Lee Duffield

Edited by Lee Duffield
Freedom and Truth

The art of the buai

Betelnut is a passion of Papua New Guinean people.

The telltale crimson stained teeth separate the man and woman in the street from those with pretensions to Europeanisation.

Experimenting, I trusted in the idea that for a white man to chew the buai, as it’s called in Tok Pisin, (pronounced “BOO-eye”) , is to break down a cultural barrier and be seen as showing respect for the New Guinean way.

A buai chew consists of three parts:

Firstly the betelnut itself, a generally moist, under-ripe kernel found inside a palm nut. Think of a coconut about the size of a ping pong ball with a half-dried lychee inside. You rip it open with your teeth and prise out the buai.

Once you’ve chewed that up into paste it’s time for a bite of mustard stick (dacca) – a 10-cm long section of a fresh and crisp vine, a little like apple without the sweetness.

Then you dip your dacca in lime (kambang) made from crushed up coral.

The buai market, different sizes, different prices

The buai market, different sizes, different prices

Go easy on the lime; remember this is the stuff people use to mark out running tracks and destroy dead bodies they don’t want recognised; too much of it does the lining of your mouth no favours.

A few bites of limed up mustard and your saliva is turning bright red from the chemical reaction.

The physical and mental sensation grows slowly, even imperceptibly.

Your first awareness of it may be that you are sweating profusely, even for hot and humid PNG.

The “stone” itself, and describing it as such exaggerates the potency, is a mild feeling of comfort and contentment.

The more you chew and the less you spit, the stronger the sensation; at most it’s a numbing pleasantness, but generally it resembles the contentment of finishing your first beer after work on a Friday.

“Buai is a good social lubricant,” my mate Chris says. He has the ground-in stains on his teeth of the seasoned buai chewer.

Theo is also rarely without a chew.

“Some nights we sit up all night in our dorms chewing and talking,” he says. “Can end up talking all night because of the buai.”

The relationship between buai and conversation is strong, as are the class and racial implications of it as an activity.

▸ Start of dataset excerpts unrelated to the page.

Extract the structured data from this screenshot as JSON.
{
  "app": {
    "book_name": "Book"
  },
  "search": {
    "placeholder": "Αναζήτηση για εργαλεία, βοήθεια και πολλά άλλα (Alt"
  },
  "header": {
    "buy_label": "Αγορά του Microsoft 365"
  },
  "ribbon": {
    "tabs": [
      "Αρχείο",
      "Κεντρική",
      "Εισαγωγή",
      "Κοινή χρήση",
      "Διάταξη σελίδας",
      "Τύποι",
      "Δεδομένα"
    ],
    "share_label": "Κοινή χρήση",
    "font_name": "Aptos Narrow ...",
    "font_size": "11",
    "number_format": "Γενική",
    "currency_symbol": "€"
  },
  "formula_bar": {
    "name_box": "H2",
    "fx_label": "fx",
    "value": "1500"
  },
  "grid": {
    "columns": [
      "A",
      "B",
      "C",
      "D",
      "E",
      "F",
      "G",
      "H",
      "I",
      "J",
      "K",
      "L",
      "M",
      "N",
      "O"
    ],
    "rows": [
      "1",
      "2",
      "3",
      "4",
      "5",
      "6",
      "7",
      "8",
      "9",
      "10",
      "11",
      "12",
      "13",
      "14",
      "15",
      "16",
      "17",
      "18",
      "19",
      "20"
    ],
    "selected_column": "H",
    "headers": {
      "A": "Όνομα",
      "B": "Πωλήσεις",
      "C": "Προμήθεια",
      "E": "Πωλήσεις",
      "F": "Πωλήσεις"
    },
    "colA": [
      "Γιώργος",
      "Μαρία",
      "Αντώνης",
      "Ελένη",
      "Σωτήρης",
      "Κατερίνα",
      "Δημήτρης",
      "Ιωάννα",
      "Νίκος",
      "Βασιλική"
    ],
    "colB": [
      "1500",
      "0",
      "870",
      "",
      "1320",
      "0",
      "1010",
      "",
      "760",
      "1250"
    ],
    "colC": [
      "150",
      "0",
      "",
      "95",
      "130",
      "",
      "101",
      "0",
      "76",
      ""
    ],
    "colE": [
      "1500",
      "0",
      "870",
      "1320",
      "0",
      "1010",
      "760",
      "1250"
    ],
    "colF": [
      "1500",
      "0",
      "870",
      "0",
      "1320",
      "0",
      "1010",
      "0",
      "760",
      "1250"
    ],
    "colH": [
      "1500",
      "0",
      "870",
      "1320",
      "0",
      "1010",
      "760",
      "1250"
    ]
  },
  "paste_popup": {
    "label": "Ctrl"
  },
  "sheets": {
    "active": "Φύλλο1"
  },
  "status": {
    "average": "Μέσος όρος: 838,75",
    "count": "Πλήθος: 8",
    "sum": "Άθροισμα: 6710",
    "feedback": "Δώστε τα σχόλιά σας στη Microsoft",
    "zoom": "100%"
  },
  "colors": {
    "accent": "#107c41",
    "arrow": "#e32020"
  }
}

Chris speaks highly of the Spaniard working at his university who chews incessantly and smokes local tobacco.

“He’s become a real New Guinean,” he says.

Being seen with the telltale red lips and teeth draws surprised comment and happy giggles from many locals: “YOU chew buai?”

Others take you aside and praise you with evangelical zeal for understanding the importance of chewing buai every day.

Spitting out the remnants of a chew before entering the university staff dining room for lunch attracts looks part scornful and part offended; there is clearly a remnant colour barrier that a white man chewing buai has crossed. “Going native?”

The economics of the buai have implications throughout PNG.

For villagers in the lowlands, growing it creates cash flow in a mainly subsistence economy.

The palm is notoriously difficult to cultivate and will only fruit in certain areas.

It doesn’t grow at all in the highlands, where the love of the nut is strong.

Big highland men chew four, five nuts at a time, mouths bursting with red saliva.

Highlanders travel down to market towns to get their buai, creating a nexus for commerce but also for the spread of HIV/AIDS from the lowlands to the highlands.

Buying large bags of buai and then selling the nuts individually at roadside stalls drives the cash economies of the urban settlements.

In Madang the individual nuts retail for between 10 and 30 toea (5-15c Australian) depending on size, colour and age  — the older the nut, the drier the buai and the stronger the chew.2

Buai stalls also generally sell individual tailor made cigarettes and the murderously strong “spear” smokes, which are dark, dry tobacco rolled in newspaper.

Depending on the area, buai sales can be lucrative.

Stalls I visited in Madang turn over hundreds of kina a day.

Iin Port Moresby a well-placed stall, having paid off the right people, can gross thousands daily; the prices are higher there, starting at 30 toea a chew, but the buai is very strong.

There in “POM” buai sellers tend to be fringe dwellers, often driven away by the zealous security guards employed by the CBD’s resident corporations.

The stalls are more likely to be rolled out blankets on the footpath, but the generosity and friendliness of the buai sellers remains a constant.

Buying in bulk (spending maybe 2 kina) means receiving free gifts of dacca and small nuts from the sellers – the smiling ladies cackling through crimson teeth always worried about the condition of my kambang pot — storage holder.

For them chewing all day endows a permanent state of contentment and amusement.

The red saliva is what makes buai an anti-social activity.

It stains concrete, clothes, beards and plantlife.

Areas where in Australia you’d still find a pile of cigarette butts are more likely to be a puddle of menacing red spit in PNG.